Rafael se quedó un momento en el vestíbulo. Se pasó la mano por el cuello de la camisa, como si tratara de aliviar alguna tensión invisible, pero su rostro permaneció tan impecablemente tranquilo. Podría haber sentido lástima por ella, podría haber sido más amable, pero sabía que eso habría sido una mentira. Una mentira a sí mismo, a ella, a todo lo que había construido durante años.
La dulzura era una debilidad. Y él nunca se permitía ser débil.
La debilidad era para los que se rinden. Rafael Montalvo no cedía ante nadie.
***
Adeline entró en la habitación, sintiendo que la tensión aumentaba a cada paso. Cerró la puerta tras de sí y mantuvo un momento la mano sobre su superficie lisa, como si tratara de encontrar algún punto de apoyo. Pero ni siquiera la frialdad de la madera pudo aplacar el caos que se desataba en su interior.
Su mirada se dirigió instintivamente hacia la cama. La sábana había desaparecido.
Aquel hecho la atravesó como una daga afilada, dejando tras de sí un rastro de dolor y humillación. Se quedó inmóvil, con la respiración entrecortada y los pensamientos confusos. La sábana había desaparecido. Él la había sacado.
Podía imaginarse a Rafael, con su mirada gélida y su fría certeza, cogiéndola en brazos y llevándola escaleras abajo para demostrar a todo el mundo que había conseguido lo que quería. Apretó los dientes, sintiendo cómo una oleada de ira crecía en su interior.

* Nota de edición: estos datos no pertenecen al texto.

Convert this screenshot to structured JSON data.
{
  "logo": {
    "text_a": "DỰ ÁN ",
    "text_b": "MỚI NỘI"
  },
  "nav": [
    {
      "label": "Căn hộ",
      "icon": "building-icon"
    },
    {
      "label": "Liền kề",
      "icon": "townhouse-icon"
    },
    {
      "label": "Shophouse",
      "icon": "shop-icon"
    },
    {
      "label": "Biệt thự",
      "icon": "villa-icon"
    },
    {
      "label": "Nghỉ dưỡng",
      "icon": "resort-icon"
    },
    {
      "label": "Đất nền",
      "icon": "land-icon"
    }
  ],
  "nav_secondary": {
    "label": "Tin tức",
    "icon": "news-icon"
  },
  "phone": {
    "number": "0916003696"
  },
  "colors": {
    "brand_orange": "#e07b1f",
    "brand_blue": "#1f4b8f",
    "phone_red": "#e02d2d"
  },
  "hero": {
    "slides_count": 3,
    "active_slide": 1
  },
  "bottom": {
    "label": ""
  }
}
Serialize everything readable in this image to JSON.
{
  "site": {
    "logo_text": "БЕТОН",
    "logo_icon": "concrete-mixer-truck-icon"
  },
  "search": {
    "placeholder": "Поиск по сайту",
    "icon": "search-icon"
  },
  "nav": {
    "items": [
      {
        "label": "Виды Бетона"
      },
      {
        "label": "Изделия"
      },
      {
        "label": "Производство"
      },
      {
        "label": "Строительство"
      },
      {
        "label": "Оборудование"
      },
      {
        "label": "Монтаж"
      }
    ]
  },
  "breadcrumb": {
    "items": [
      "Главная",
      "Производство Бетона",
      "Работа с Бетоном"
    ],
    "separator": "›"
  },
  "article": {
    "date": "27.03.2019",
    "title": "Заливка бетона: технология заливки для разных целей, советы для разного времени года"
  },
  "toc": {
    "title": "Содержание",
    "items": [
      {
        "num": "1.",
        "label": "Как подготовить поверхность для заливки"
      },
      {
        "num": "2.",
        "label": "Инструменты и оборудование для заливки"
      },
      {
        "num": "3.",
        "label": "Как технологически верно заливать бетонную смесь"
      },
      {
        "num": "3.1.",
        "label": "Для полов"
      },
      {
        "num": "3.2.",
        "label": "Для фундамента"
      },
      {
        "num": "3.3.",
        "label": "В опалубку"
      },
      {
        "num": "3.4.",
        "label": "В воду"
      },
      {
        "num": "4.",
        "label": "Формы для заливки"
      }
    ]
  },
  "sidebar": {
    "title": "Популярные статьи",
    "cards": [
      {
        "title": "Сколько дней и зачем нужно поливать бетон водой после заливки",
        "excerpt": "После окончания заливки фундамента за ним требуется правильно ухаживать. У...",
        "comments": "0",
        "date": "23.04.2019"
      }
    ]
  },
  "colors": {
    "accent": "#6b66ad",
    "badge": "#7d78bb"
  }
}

Pero junto con la ira había algo más. Algo pegajoso, arrastrante, que le hizo apretar el estómago. Su humillación era absoluta, tan profunda que no encontraba palabras para expresarla.
Se acercó a la cama y bajó lentamente hasta el borde. Sus dedos se cerraron en puños y sus uñas se clavaron en sus palmas con tanta fuerza que dejaron dolorosas marcas.
«La cosa», se apresuró a decir.
No se sentía humana. Se sentía como algo utilizado para consolidar el poder. Como una cosa hermosa pero inútil exhibida para recordarle el poder de alguien.
- Bastardo», exhaló, con la mirada fija en un punto y la voz temblorosa de rabia.
Pero la ira, tan brillante y fuerte, de repente empezó a disolverse, dejando tras de sí sólo el vacío. Aquel enfado parecía carecer de sentido, como si sus emociones no tuvieran poder para cambiar nada. Podía estar enfadada con él, consigo misma, con esta maldita casa, pero nada de eso significaba nada. Formaba parte de un juego que ni siquiera comprendía del todo.